Thursday, November 15, 2007

home, animal eyes, design kindness

A walk with Heidi, this crisp afternoon, the sun low in the sky, the shadows of trees reaching elegantly across the leaf strewn grass. This is her first day home after her hip replacement operation. She becomes more agile every day.

In Kathleen Raine's collected poems, I note the lines:
" ...Shapes I had seen with animal eyes
Crowded the dark with mysteries."
I have been thinking a lot about animals recently. I believe, along with the philosopher John Gray, that we are part of their kingdom, that human beings differ from other animals only in having an over developed brain. Your brain's too big. That's our problem. We're a bit like the dinosaurs who became too clumsy for comfort, or the shells of their eggs too thin, for the young to survive. To see "with animal eyes" is, perhaps, how we should see if we are to understand the past and even the present.

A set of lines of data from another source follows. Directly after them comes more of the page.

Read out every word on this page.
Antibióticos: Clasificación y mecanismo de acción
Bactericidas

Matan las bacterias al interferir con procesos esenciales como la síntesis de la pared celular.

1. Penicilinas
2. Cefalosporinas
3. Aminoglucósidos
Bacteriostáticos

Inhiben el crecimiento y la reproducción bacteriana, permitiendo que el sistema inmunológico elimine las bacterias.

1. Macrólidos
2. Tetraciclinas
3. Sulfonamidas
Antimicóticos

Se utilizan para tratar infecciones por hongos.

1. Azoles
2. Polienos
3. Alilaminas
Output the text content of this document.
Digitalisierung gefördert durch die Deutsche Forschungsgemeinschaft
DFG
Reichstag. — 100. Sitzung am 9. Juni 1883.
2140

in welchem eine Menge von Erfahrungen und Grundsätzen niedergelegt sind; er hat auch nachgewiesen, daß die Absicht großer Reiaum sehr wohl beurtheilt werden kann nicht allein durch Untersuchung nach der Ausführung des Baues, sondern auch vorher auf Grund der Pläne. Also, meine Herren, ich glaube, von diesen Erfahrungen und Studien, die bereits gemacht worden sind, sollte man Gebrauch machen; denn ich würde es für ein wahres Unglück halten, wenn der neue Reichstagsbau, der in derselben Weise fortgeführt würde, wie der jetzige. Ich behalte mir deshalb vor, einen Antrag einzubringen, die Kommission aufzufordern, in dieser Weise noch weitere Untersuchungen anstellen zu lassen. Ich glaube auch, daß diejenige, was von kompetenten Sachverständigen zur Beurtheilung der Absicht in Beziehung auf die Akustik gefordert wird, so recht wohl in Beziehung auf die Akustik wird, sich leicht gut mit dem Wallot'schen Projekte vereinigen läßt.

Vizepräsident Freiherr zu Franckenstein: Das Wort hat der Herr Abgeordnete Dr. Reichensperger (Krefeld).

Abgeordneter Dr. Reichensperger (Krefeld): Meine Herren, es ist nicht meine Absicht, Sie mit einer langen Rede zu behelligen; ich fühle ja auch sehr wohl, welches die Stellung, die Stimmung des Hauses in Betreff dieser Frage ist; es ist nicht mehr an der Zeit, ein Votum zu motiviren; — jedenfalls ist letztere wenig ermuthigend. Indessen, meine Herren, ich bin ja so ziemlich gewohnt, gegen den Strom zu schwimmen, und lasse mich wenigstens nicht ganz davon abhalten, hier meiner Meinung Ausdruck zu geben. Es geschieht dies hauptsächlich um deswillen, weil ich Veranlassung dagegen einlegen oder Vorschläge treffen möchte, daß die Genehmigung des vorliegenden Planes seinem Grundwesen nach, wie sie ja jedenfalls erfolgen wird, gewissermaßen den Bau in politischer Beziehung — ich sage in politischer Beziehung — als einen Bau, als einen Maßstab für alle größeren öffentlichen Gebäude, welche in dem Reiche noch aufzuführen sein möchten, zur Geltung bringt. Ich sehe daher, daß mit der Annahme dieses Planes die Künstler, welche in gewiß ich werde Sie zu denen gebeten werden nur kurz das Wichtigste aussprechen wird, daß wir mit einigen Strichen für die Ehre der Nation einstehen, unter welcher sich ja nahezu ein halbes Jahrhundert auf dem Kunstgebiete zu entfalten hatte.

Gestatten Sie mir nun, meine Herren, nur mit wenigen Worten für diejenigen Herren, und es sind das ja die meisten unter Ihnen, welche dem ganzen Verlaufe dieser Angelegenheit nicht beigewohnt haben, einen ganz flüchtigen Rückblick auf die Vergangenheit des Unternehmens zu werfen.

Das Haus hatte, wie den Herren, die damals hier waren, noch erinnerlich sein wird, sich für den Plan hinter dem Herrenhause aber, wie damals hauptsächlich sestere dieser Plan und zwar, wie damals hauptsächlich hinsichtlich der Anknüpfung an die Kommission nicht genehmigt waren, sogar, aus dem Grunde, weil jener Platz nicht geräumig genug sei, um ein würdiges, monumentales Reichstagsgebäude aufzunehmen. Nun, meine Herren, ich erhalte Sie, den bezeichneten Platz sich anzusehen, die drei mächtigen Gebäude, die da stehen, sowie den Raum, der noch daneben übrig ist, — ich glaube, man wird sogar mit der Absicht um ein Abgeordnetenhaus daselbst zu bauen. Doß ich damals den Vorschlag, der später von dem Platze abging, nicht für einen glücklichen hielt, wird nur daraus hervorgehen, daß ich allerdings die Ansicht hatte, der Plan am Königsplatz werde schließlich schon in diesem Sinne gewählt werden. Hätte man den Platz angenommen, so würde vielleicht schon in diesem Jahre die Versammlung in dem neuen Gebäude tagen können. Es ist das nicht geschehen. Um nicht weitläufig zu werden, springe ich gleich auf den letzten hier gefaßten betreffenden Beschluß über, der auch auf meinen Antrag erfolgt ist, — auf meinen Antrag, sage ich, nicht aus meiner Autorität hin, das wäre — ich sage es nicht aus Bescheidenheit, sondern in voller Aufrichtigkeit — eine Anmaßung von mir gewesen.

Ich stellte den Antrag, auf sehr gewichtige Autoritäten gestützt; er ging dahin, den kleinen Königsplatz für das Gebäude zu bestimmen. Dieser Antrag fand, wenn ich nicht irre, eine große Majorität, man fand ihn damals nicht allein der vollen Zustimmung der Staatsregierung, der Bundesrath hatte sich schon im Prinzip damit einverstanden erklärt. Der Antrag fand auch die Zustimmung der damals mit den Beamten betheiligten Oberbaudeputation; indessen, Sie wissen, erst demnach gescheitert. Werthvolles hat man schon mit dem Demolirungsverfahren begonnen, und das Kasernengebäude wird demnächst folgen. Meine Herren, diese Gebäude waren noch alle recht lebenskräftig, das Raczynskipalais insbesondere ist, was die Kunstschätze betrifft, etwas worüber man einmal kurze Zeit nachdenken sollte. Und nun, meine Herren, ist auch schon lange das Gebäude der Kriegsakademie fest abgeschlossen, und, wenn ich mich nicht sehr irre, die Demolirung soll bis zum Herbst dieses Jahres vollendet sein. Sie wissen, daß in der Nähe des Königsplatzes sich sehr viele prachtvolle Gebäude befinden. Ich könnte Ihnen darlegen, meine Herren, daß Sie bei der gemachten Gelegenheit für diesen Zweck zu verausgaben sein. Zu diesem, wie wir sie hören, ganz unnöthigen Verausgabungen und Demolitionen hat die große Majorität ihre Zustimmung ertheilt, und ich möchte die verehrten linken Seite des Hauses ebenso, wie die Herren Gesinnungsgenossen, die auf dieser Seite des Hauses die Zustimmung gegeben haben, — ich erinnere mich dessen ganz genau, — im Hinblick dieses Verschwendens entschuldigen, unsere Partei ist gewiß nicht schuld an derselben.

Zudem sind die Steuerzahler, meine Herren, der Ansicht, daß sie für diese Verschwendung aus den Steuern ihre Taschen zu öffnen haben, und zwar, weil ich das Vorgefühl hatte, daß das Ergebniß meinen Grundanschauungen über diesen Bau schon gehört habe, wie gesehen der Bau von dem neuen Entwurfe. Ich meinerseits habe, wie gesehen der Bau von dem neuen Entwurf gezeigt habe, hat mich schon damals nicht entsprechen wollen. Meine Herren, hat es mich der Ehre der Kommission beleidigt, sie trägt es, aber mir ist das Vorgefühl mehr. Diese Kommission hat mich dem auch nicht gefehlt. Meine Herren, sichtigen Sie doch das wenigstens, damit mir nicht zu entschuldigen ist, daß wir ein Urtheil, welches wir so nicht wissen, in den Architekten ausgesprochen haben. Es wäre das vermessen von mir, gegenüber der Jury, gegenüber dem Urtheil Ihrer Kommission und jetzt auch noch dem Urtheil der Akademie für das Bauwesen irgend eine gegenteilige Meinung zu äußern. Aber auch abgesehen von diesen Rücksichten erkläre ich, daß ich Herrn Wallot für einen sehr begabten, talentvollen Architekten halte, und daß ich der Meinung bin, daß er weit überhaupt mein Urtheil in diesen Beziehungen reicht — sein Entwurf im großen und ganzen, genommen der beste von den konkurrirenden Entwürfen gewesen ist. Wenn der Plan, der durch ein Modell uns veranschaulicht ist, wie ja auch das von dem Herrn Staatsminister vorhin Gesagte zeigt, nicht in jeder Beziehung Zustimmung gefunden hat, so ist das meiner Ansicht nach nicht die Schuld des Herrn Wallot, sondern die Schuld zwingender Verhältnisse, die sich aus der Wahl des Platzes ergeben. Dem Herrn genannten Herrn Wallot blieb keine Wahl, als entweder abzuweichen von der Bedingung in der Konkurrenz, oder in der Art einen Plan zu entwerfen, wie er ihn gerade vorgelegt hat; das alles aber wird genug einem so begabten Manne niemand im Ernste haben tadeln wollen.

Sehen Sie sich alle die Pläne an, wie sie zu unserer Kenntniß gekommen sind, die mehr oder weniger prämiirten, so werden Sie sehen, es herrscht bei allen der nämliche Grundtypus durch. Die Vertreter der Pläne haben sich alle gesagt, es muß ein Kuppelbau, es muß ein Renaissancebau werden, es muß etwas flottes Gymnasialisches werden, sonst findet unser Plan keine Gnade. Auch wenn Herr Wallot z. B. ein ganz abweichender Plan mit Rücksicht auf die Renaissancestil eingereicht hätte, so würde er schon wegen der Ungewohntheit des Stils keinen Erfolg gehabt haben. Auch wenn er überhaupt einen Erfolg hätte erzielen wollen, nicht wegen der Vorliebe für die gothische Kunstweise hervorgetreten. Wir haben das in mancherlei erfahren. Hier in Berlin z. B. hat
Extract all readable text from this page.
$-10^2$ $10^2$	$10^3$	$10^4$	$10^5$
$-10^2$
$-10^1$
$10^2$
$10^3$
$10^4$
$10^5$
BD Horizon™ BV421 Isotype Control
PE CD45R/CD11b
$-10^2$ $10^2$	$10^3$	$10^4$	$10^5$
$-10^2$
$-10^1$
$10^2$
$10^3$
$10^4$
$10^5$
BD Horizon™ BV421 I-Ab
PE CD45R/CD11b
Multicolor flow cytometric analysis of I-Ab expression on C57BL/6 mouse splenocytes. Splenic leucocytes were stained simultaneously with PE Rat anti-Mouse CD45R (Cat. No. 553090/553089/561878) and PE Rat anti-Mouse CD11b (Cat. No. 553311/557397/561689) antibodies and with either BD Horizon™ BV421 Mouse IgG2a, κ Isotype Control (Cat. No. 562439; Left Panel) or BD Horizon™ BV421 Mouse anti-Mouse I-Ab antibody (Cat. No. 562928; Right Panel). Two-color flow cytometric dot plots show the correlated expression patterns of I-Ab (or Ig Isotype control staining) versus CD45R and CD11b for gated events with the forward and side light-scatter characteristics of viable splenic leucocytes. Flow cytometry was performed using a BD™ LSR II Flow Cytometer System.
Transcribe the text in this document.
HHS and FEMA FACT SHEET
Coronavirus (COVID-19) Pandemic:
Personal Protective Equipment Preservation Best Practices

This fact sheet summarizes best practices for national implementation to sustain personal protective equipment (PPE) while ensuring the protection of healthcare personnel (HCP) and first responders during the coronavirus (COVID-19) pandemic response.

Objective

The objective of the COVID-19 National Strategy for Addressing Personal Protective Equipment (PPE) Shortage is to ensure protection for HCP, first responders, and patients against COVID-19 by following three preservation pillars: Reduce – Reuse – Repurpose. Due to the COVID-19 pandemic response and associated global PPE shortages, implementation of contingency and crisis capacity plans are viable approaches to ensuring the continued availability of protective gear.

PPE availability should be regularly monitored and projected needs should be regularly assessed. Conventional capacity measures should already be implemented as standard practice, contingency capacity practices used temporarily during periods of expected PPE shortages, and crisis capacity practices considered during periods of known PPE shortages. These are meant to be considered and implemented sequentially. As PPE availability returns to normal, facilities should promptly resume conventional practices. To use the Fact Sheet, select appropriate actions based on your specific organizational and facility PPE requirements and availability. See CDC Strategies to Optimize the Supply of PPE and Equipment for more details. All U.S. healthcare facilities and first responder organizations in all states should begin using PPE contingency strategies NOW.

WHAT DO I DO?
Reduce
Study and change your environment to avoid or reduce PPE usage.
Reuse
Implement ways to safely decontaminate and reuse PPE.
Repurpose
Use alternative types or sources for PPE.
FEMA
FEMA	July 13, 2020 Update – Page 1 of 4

The kindness of designers: we are running out of the paper dust bags for the Miele vacuum cleaner, which we have had for many years. In order to be sure that I buy the right replacements , I go, as I have done in the past, to the box, in which they are supplied, armed with scissors to cut out the label indicating the model number. I find that the frame, which surrounds the numbers was, in the last box purchased, perforated for easy removal. I slot it neatly into my wallet. This little piece of thoughfulness gives me disproportionate pleasure.


Lucy said...

So glad Heidi's home and getting nimble!
Funnily enough, I came over when you just had the title up and not the rest of the text; it was intriguing and rather beautiful seeing those ideas so mysterious and unelaborated!
The 'animal eyes' line is intriguing; was it the shapes which had the animal eyes, or was it how she saw them?

Lucas said...

Rilke, too, was fascinated by what animals saw. I always remember the line about the caged tiger: "Over the cage floor the horizons come."

Unknown said...

Thank you for your good wishes. The KR poem is called The Journey. I like those two lines more than the rest of the poem. The rest of the poem shows that it was how she saw the shapes. And that is what appeals to me. I often wonder what my ancestors saw and how they saw it. The lines appeal because of a similar fascination with what animals (also ancestors or cousins) see and how they see it.

That's a marvellous line, Ken. But is it Rilke? Or did Ted Huges nick it from him? Hughes concludes The Jaguar:
More than the vionary in his cell:
His stride is wilderness of freedom:
The world rolls under the long thrust of his heel,
Over the cage floor the horizons come.

Lucas said...

Thanks for pointing that out - come to think of it, that is too good a line of Ted Hughs' to be mistaken for a translation.